ADALET HABERLERİ

ADALET HABERLERİ

Hukuk Genel Kurulu'nun 2023/1058 E., 2024/166 K. sayılı kararı

Hukuk Genel Kurulu'nun 2023/1058 E., 2024/166 K. sayılı kararı
2 Okunma

Yargıtay Hukuk Genel Kurulu'nun 06.03.2024 tarihli, 2023/1058 E., 2024/166 K. sayılı kararı

T.C.

Yargıtay

Hukuk Genel Kurulu

2023/1058 E., 2024/166 K.

"İçtihat Metni"

MAHKEMESİ :Asliye Hukuk Mahkemesi

SAYISI : 2022/427 E., 2022/563 K.

KARAR : Davanın reddine

ÖZEL DAİRE KARARI : Yargıtay 4. Hukuk Dairesinin 11.01.2022 tarihli ve

2021/16301 Esas, 2022/195 Karar sayılı BOZMA kararı

Taraflar arasındaki tasarrufun iptali davasından dolayı yapılan yargılama sonunda İlk Derece Mahkemesince davalılar ... ve ... yönünden davanın kabulüne, dava tarihinden önce öldüğü anlaşılan davalı ... yönünden ise davanın reddine karar verilmiştir.

Kararın davalılar vekili tarafından istinaf edilmesi üzerine, Bölge Adliye Mahkemesince istinaf başvurusunun esastan reddine karar verilmiştir.

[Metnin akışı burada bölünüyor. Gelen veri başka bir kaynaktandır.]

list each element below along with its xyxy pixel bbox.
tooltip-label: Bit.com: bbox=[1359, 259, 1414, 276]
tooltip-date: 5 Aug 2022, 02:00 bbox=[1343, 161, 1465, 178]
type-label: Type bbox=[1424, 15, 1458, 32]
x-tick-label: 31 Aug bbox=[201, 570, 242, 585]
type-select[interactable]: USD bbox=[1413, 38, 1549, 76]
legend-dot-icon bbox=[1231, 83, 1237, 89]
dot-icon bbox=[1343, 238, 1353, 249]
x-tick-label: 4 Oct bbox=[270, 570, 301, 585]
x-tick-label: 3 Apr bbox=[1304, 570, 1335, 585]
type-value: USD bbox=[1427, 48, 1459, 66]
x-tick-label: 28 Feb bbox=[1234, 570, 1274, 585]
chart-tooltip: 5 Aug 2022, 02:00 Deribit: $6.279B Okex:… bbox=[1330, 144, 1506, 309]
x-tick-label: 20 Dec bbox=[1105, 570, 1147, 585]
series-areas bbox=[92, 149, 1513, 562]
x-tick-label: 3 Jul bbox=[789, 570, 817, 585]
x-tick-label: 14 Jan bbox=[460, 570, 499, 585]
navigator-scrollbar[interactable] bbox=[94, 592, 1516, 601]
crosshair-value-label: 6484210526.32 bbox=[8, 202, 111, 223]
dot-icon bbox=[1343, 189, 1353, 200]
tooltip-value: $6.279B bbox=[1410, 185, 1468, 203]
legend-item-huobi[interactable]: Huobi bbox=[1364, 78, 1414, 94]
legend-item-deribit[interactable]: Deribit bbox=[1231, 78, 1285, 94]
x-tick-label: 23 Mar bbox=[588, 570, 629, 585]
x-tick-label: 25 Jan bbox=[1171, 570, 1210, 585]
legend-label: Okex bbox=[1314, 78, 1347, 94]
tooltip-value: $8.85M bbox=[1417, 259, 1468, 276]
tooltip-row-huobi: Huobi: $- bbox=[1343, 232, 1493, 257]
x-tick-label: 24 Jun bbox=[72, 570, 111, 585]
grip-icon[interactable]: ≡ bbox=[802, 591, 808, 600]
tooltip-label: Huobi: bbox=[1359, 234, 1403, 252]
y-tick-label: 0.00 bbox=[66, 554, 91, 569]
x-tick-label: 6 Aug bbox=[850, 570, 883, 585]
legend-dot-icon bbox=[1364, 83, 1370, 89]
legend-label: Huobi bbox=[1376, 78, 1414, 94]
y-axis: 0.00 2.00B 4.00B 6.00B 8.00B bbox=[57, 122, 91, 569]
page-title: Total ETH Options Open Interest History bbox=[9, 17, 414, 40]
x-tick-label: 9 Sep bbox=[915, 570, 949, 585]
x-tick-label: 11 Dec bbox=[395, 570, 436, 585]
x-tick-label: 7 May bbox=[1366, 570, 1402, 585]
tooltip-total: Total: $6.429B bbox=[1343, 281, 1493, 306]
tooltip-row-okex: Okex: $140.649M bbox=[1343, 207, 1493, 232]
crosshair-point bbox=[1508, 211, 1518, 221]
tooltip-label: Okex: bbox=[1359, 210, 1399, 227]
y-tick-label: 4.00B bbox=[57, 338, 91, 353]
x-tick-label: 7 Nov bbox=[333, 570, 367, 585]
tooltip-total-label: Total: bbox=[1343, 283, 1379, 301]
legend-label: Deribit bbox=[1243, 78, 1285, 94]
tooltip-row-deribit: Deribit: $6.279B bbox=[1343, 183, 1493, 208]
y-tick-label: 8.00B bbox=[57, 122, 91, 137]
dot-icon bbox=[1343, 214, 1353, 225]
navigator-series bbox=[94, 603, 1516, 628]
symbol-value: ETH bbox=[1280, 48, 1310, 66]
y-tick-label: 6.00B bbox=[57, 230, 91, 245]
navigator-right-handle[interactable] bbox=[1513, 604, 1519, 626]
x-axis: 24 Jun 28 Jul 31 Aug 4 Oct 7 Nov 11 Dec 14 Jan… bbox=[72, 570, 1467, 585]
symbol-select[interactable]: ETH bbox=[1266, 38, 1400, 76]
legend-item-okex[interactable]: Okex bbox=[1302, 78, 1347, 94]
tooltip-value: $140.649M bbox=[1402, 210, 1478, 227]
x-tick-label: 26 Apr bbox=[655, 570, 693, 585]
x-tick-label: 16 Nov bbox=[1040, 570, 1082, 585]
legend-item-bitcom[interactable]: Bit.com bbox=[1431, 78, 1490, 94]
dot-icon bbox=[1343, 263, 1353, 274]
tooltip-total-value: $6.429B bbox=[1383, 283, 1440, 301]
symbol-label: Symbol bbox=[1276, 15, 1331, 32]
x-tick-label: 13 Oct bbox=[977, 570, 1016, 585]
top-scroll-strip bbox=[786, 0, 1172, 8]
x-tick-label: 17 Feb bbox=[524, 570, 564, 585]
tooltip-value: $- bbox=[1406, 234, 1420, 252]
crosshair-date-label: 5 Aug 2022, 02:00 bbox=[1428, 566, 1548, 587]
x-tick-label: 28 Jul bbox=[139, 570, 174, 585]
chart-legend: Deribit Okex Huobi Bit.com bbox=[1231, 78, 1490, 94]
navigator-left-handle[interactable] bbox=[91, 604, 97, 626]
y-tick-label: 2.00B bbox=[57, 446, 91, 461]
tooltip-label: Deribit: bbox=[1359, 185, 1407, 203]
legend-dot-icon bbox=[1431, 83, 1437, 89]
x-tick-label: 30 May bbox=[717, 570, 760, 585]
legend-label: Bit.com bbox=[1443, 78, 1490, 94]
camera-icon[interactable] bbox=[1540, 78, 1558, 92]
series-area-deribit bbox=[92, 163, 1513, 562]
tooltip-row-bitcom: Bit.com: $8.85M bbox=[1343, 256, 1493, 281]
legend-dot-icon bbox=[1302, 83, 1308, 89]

Bölge Adliye Mahkemesi kararı davalılar vekili tarafından temyiz edilmesi üzerine Yargıtay (Kapatılan)

17. Hukuk Dairesince yapılan inceleme sonunda bozulmuş, İlk Derece Mahkemesi tarafından uyulan bozma kararı üzerine davanın reddine karar verilmiştir.

İlk Derece Mahkemesi kararı davacı vekili tarafından temyiz edilmesi üzerine Yargıtay (Kapatılan) 17. Hukuk Dairesince yapılan inceleme sonunda bozulmuş, İlk Derece Mahkemesi tarafından Özel Daire bozma kararına karşı direnilmiştir.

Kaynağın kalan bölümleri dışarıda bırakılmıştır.